Wien/Eko/Red. Der Umgang mit den Insassen von Kinderheimen ist um eine weitere Dimension reicher: Nachdem die Vorwürfe wegen sexuellen Missbrauchs und wegen gewaltsamer und menschenverachtender Erziehung in staatlichen und kirchlichen Einrichtungen nach und nach aufgearbeitet werden, tauchen nun auch Anschuldigungen auf, dass Heimkinder in Tirol Zwangsarbeit leisten mussten – eine eilig eingesetzte Kommission des Landes soll nun die Vorwürfe prüfen.

Die Gruppe „Arbeit in Tiroler Heimen“ bestehe aus Mitarbeitern der Jugendwohlfahrt und externen Experten, kündigte der Tiroler Soziallandesrat Gerhard Reheis an. Daneben werde man auch bei den betroffenen Betrieben anfragen, ob sie mitarbeiten wollen. Beim Land Tirol selbst habe sich bisher aber noch keines der Opfer gemeldet.
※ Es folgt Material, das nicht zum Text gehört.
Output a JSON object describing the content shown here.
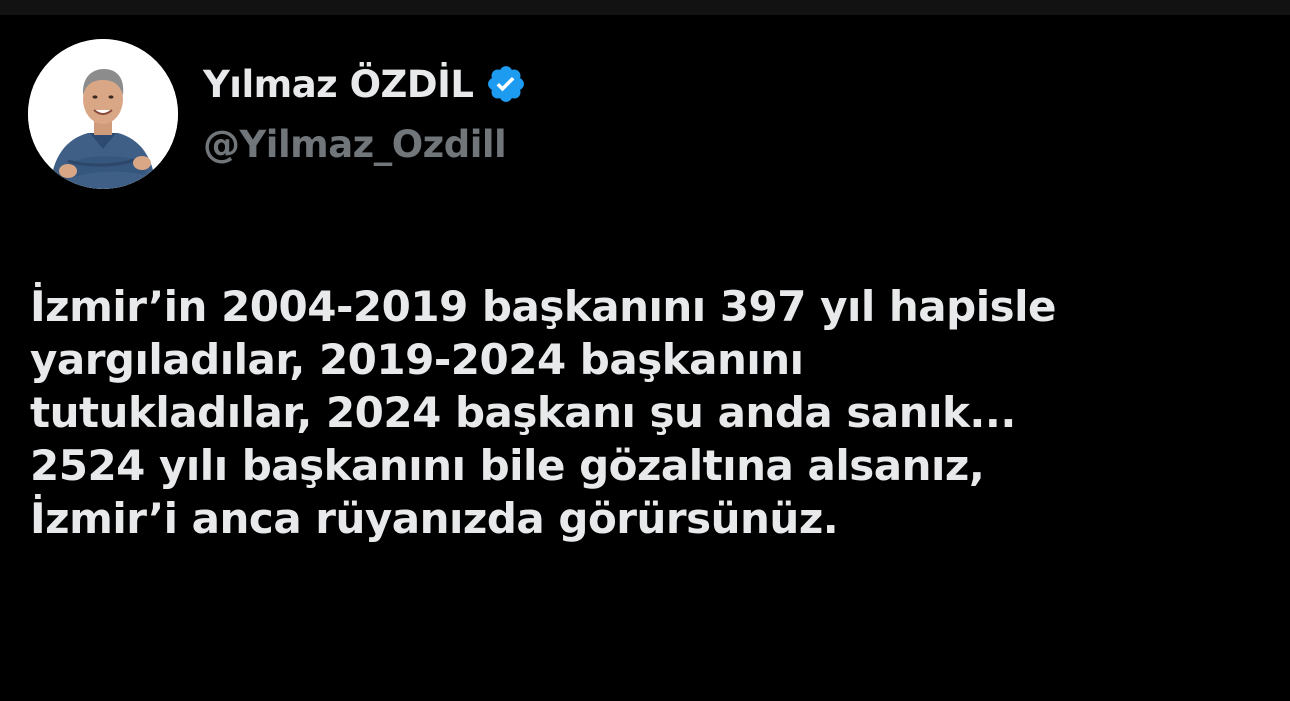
{
  "author": {
    "name": "Yılmaz ÖZDİL",
    "handle": "@Yilmaz_Ozdill",
    "verified": true,
    "avatar_icon": "person-portrait-avatar",
    "verified_icon": "verified-badge-icon"
  },
  "tweet": {
    "lines": [
      "İzmir’in 2004-2019 başkanını 397 yıl hapisle",
      "yargıladılar, 2019-2024 başkanını",
      "tutukladılar, 2024 başkanı şu anda sanık...",
      "2524 yılı başkanını bile gözaltına alsanız,",
      "İzmir’i anca rüyanızda görürsünüz."
    ]
  },
  "colors": {
    "background": "#000000",
    "text_primary": "#e7e9ea",
    "text_secondary": "#71767b",
    "verified_blue": "#1d9bf0"
  }
}
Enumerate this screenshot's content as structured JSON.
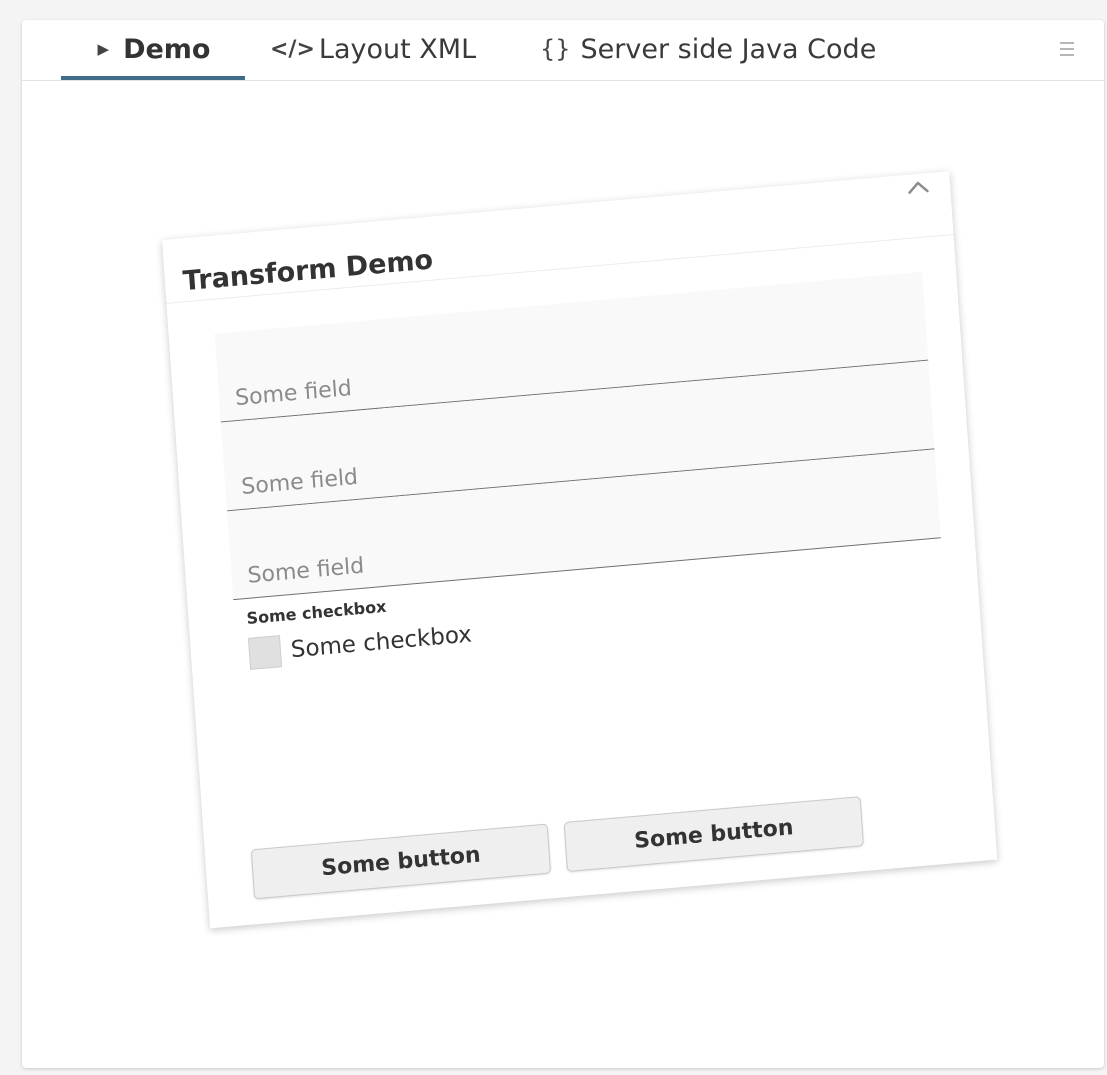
{
  "tabs": {
    "demo": {
      "icon": "▶",
      "label": "Demo"
    },
    "layout_xml": {
      "icon": "</>",
      "label": "Layout XML"
    },
    "java_code": {
      "icon": "{}",
      "label": "Server side Java Code"
    }
  },
  "menu": {
    "icon": "menu-icon"
  },
  "card": {
    "title": "Transform Demo",
    "collapse_icon": "chevron-up-icon",
    "fields": [
      {
        "placeholder": "Some field",
        "value": ""
      },
      {
        "placeholder": "Some field",
        "value": ""
      },
      {
        "placeholder": "Some field",
        "value": ""
      }
    ],
    "checkbox_group_label": "Some checkbox",
    "checkbox_label": "Some checkbox",
    "checkbox_checked": false,
    "buttons": [
      "Some button",
      "Some button"
    ]
  },
  "colors": {
    "tab_accent": "#3f6c88",
    "field_underline": "#707070"
  }
}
Im Mittelpunkt stehen Vorwürfe, dass in den Sechzigerjahren Kinder der Tiroler Landeserziehungsanstalt St. Martin Arbeiten unter anderem für den Kristallhersteller Swarovski geleistet haben. Die Rede ist von Akkordarbeit – so mussten Mädchen und junge Frauen etwa Kristalle auf Stoffbänder heften, berichtet eine ehemalige Heiminsassin dem „Kurier“. Und für die Fließbandarbeit hätten sie so gut wie nie Geld gesehen. In der Folge tauchten auch Vorwürfe gegen weitere Unternehmen auf – so soll der Marmeladenhersteller Darbo mit Sitz in Stans im Unterinntal in den 1960er- und 1970er-Jahren auf die Arbeitskraft von 15- bis 18-jährigen Heiminsassen zurückgegriffen haben. Und auch der Leuchtenhersteller Eglo mit Sitz in Pill im Bezirk Schwaz tauchte in den Schilderungen ehemaliger Heimkinder auf.
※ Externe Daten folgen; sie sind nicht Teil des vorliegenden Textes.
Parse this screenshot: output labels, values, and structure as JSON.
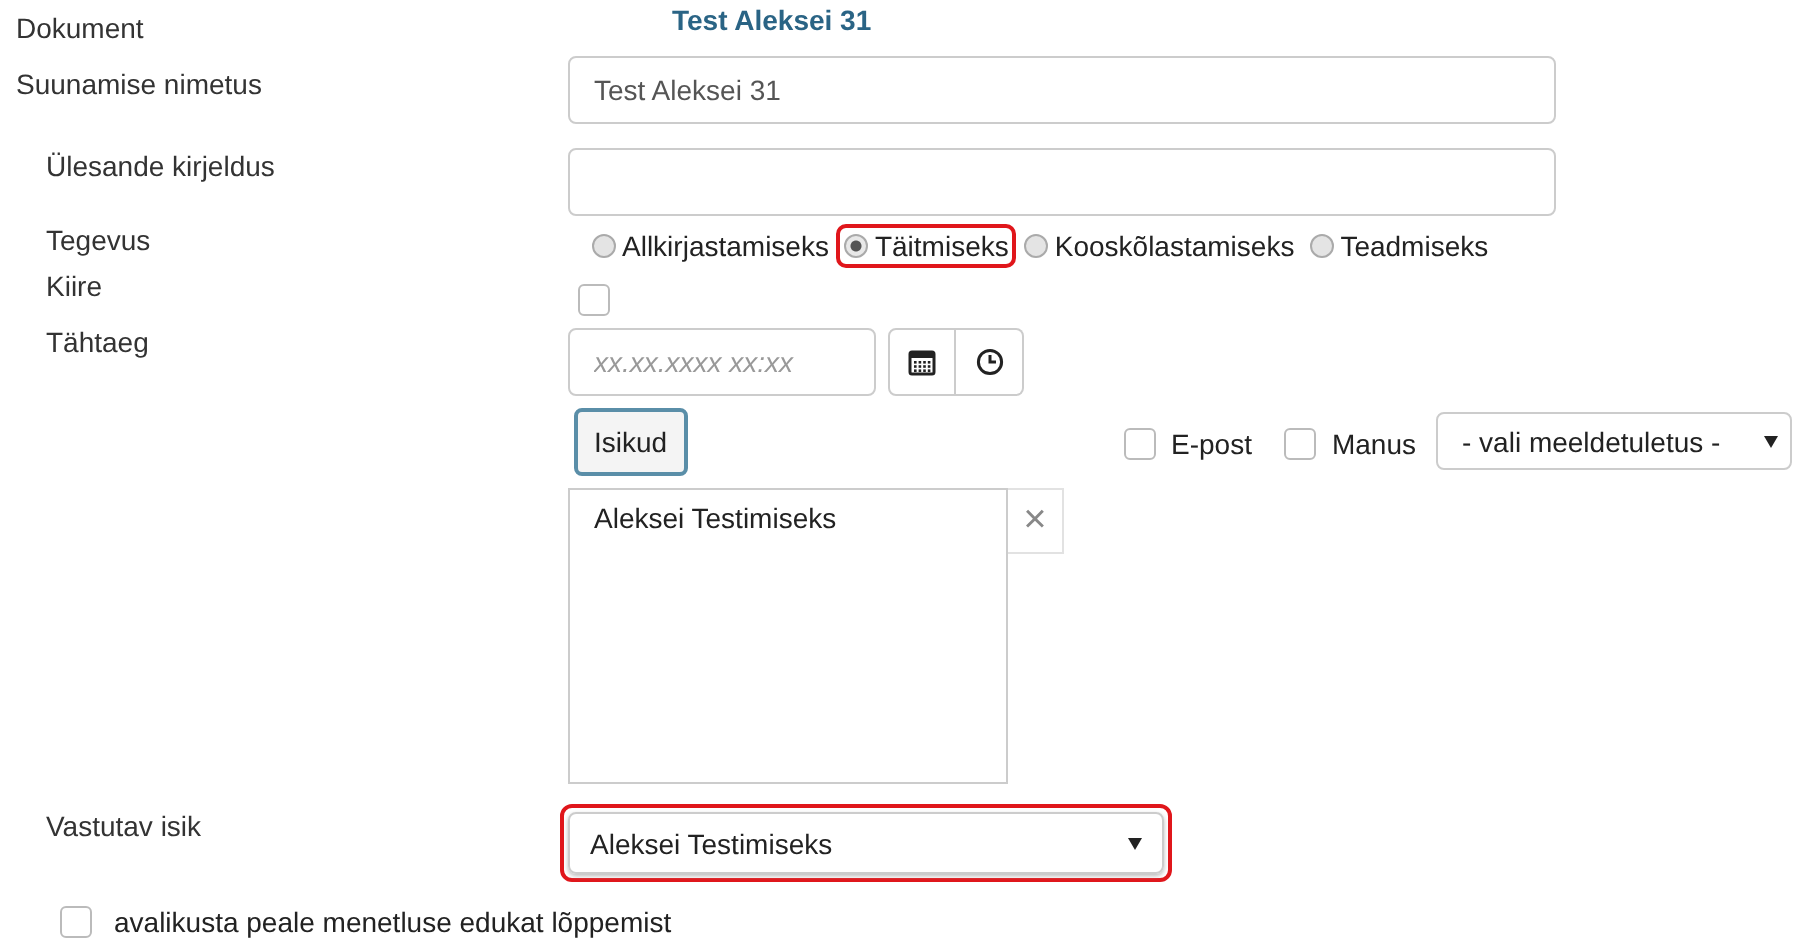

In einer Stellungnahme sagte Swarovski-Sprecher Markus Lange-Swarovski, dass die Thematik für das Unternehmen eine völlig neue sei, dass man aber „unsere Verantwortung lückenlos und vollständig wahrnehmen“ werde. Der Kristallkonzern, der bereits einen Wirtschaftshistoriker mit der Aufarbeitung der Unternehmensgeschichte während der NS-Zeit beauftragt hat, will nun auch die aktuellen Vorwürfe von einem unabhängigen Experten beleuchten lassen.

Und auch die beschuldigten Unternehmen Darbo und Elgo betonen, dass sie an der Aufklärung der Vorfälle interessiert sind. Bei Elgo bestätigt man, dass man „wenige Wochen“ mit Insassen des Heims St.Martin gearbeitet habe, doch sei in jedem Fall dafür bezahlt worden. Sollte der Lohn vom Heim nicht weitergegeben worden sein und sich das Heim bereichert haben, „war das eine richtig kleine Mafia“, sagte Gesellschafter Ludwig Oberwieser zur APA. Auch bei Darbo gibt man an, dass es vor etwa dreißig Jahren eine kurzzeitige Zusammenarbeit mit zwei Heiminsassinnen gegeben habe – die damals etwa 15-Jährigen seien allerdings gesetzlich entlohnt worden.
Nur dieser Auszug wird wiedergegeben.